11. For perhaps a generation, TAFE teaching has been a genuine
vocation. Throughout the sector are professional teachers with expert
skills acquired over many years. Relatively security of tenure has
enabled them to develop programs for their specialization, trial them
and present them in an expert way to generations of students. There
are, as in any profession, poor or indifferent teachers who need
retraining or easing into other occupations. However, current personnel
plans for TAFE evolution take no account of the good, the bad or the
indifferent in teaching. Rather, the clear intention of management is to
casualize the workforce. The net effect of this is already becoming
apparent: the destruction of TAFE teaching as a profession. TAFEs in
the current mode are asset-stripping human resources. More and more
we see "trainers" with no knowledge of how to develop the potential in
each student. They do their stuff and are out the door. On a low hourly
rate, who wouldn't be? And who would bother with advanced tertiary
qualifications to enter into a career with three month security and
AUD$19200 pro rata per annum ($24 x 800 hours) regardless of experience?
This is not the dynamic of a profession with rising standards.
12. We all live in a bubble of time, and are apt to think that now is the
way things always were. It wasn't of course, and isn't in most other
places. Our country, our institutions, our society itself is a miracle of
the moment, enjoying one brief summer of a generation or two on a
journey from a fascist prison camp two centuries ago to heaven knows
where. Sixty years ago we were neck and neck with Argentina,
remarkably similar societies. They took one turning, into disaster. By
luck and occasional good management we took another. The road
ahead continues to branch. Our neighbours on the Pacific rim, starting
from a zero base, are rushing furiously into industrialization and
dreaming of the society which we seem determined to lose. Our
leaders, dazed with economic babble and bought off with American
Express gold cards, talk of microeconomic reform while they
systematically destroy the human skill base that is our greatest asset.
13. As political storms threaten to sweep institutions from under our
feet it is easy to become confused about objectives, or even seduced by
the slogans of the moment. Yet we recall that the results of our work go
beyond the classroom and the factory floor, colour the lives of millions.
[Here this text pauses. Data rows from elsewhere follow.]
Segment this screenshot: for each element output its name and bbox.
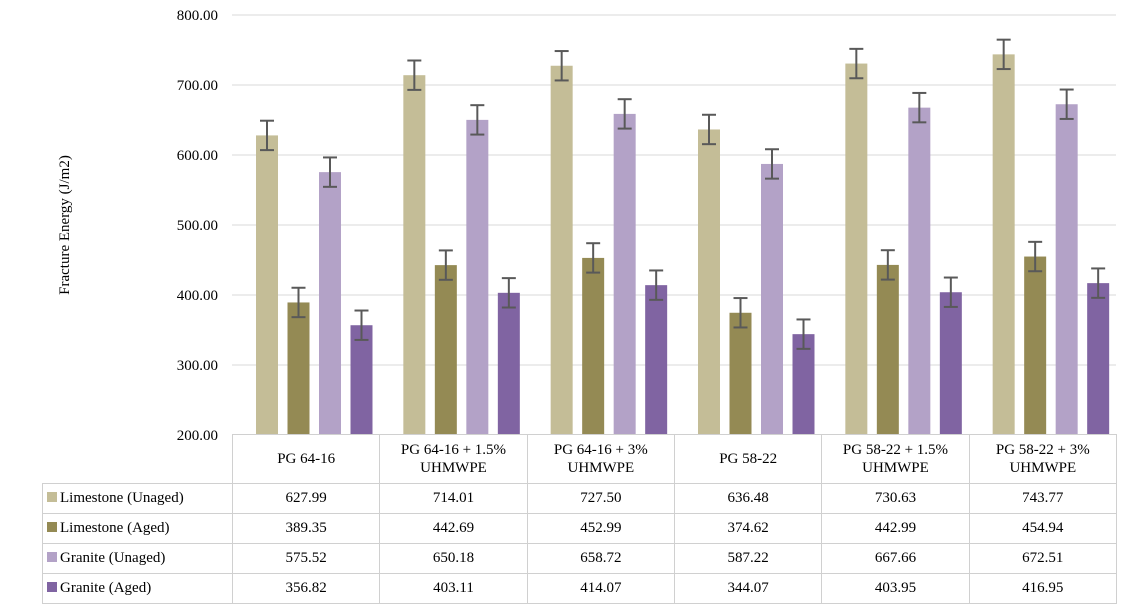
data-label: 727.50 xyxy=(526,483,675,514)
legend-entry: Limestone (Unaged) xyxy=(42,483,233,514)
data-label: 454.94 xyxy=(968,513,1117,544)
legend-label: Granite (Aged) xyxy=(60,580,152,596)
y-tick-label: 700.00 xyxy=(177,78,218,94)
x-category-label: PG 64-16 + 1.5% UHMWPE xyxy=(379,434,528,484)
bar xyxy=(256,135,278,436)
y-tick-label: 300.00 xyxy=(177,358,218,374)
x-category-label: PG 64-16 xyxy=(231,434,381,484)
y-tick-label: 500.00 xyxy=(177,218,218,234)
legend-swatch xyxy=(47,552,57,562)
bar xyxy=(550,65,573,435)
legend-swatch xyxy=(47,582,57,592)
bar xyxy=(434,265,457,435)
x-category-label: PG 64-16 + 3% UHMWPE xyxy=(526,434,675,484)
bar xyxy=(1087,283,1110,435)
x-category-label: PG 58-22 + 1.5% UHMWPE xyxy=(821,434,970,484)
bar xyxy=(876,264,899,435)
data-label: 730.63 xyxy=(821,483,970,514)
table-corner xyxy=(42,434,233,484)
bar xyxy=(1024,256,1047,435)
bar xyxy=(466,119,489,436)
y-axis-title: Fracture Energy (J/m2) xyxy=(57,155,73,295)
data-label: 416.95 xyxy=(968,573,1117,604)
table-row: Limestone (Aged) 389.35 442.69 452.99 374.62… xyxy=(42,513,1117,544)
table-row: Granite (Unaged) 575.52 650.18 658.72 587.22… xyxy=(42,543,1117,574)
table-row: Granite (Aged) 356.82 403.11 414.07 344.07 40… xyxy=(42,573,1117,604)
data-label: 627.99 xyxy=(231,483,381,514)
data-label: 452.99 xyxy=(526,513,675,544)
legend-label: Granite (Unaged) xyxy=(60,550,166,566)
bar xyxy=(287,302,310,435)
y-tick-label: 800.00 xyxy=(177,8,218,24)
bar xyxy=(761,163,783,436)
data-label: 714.01 xyxy=(379,483,528,514)
legend-swatch xyxy=(47,492,57,502)
table-row: Limestone (Unaged) 627.99 714.01 727.50 636.… xyxy=(42,483,1117,514)
data-label: 403.95 xyxy=(821,573,970,604)
legend-entry: Granite (Unaged) xyxy=(42,543,233,574)
bar xyxy=(319,172,341,436)
x-category-label: PG 58-22 xyxy=(673,434,823,484)
legend-entry: Limestone (Aged) xyxy=(42,513,233,544)
bar xyxy=(792,334,815,435)
bar xyxy=(992,54,1015,436)
legend-label: Limestone (Unaged) xyxy=(60,490,184,506)
y-tick-label: 600.00 xyxy=(177,148,218,164)
table-header-row: PG 64-16 PG 64-16 + 1.5% UHMWPE PG 64-16 + … xyxy=(42,434,1117,484)
data-label: 667.66 xyxy=(821,543,970,574)
bar xyxy=(939,292,962,435)
bar xyxy=(403,75,426,436)
data-label: 374.62 xyxy=(673,513,823,544)
bar xyxy=(645,285,668,435)
data-label: 356.82 xyxy=(231,573,381,604)
data-label: 389.35 xyxy=(231,513,381,544)
data-table: PG 64-16 PG 64-16 + 1.5% UHMWPE PG 64-16 + … xyxy=(42,434,1117,604)
data-label: 442.99 xyxy=(821,513,970,544)
data-label: 403.11 xyxy=(379,573,528,604)
bar xyxy=(613,113,636,435)
data-label: 743.77 xyxy=(968,483,1117,514)
y-tick-label: 400.00 xyxy=(177,288,218,304)
data-label: 414.07 xyxy=(526,573,675,604)
data-label: 344.07 xyxy=(673,573,823,604)
bar xyxy=(582,257,605,435)
bar xyxy=(698,129,720,436)
legend-label: Limestone (Aged) xyxy=(60,520,170,536)
bar xyxy=(1055,104,1078,436)
data-label: 575.52 xyxy=(231,543,381,574)
x-category-label: PG 58-22 + 3% UHMWPE xyxy=(968,434,1117,484)
data-label: 672.51 xyxy=(968,543,1117,574)
legend-entry: Granite (Aged) xyxy=(42,573,233,604)
data-label: 658.72 xyxy=(526,543,675,574)
bar xyxy=(845,63,868,436)
data-label: 587.22 xyxy=(673,543,823,574)
bar xyxy=(729,312,752,435)
bar xyxy=(908,107,931,435)
data-label: 650.18 xyxy=(379,543,528,574)
data-label: 636.48 xyxy=(673,483,823,514)
legend-swatch xyxy=(47,522,57,532)
bar xyxy=(497,292,520,435)
bar xyxy=(350,325,373,435)
data-label: 442.69 xyxy=(379,513,528,544)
We act on that responsibility as best we can. A TAFE is not a pickle
factory, but a colloquium of active minds in pursuit of knowledge,
understanding and skills. It is neither making nor selling a generic
product, but providing a guided environment in which individuals have
the chance to cultivate socially and economically useful skills,
according to personal aptitude.
14. If you tell me that the educational concept of TAFEs, as I have
described it, is outdated, that the client is not the individual but
industry, then I must reply that "industry" is a phantom when it comes
to learning. I have never sat a Mr. Industry down with a smile and
coaxed him to understand anything. My clients are men and women
with needs and limitations which would have been familiar to Aristotle,
Euclid or the Gautama Buddha. The goals which I facilitate, and the art
which I must practice in that facilitation, are relearned by each
generation but scarcely change in substance, whatever the jargon of the
day. If TAFEs are abolished in all but name, we will see the
disappearance of one more venue where learning can occur, but no spin
doctor can redefine learning itself, the conditions which make it
possible, not the ancient art of helping it to happen. There are constant
values for the noblest profession known to every civilization, that of
teacher. These values are a navigation star which politicians have
dimmed, but never quite extinguished.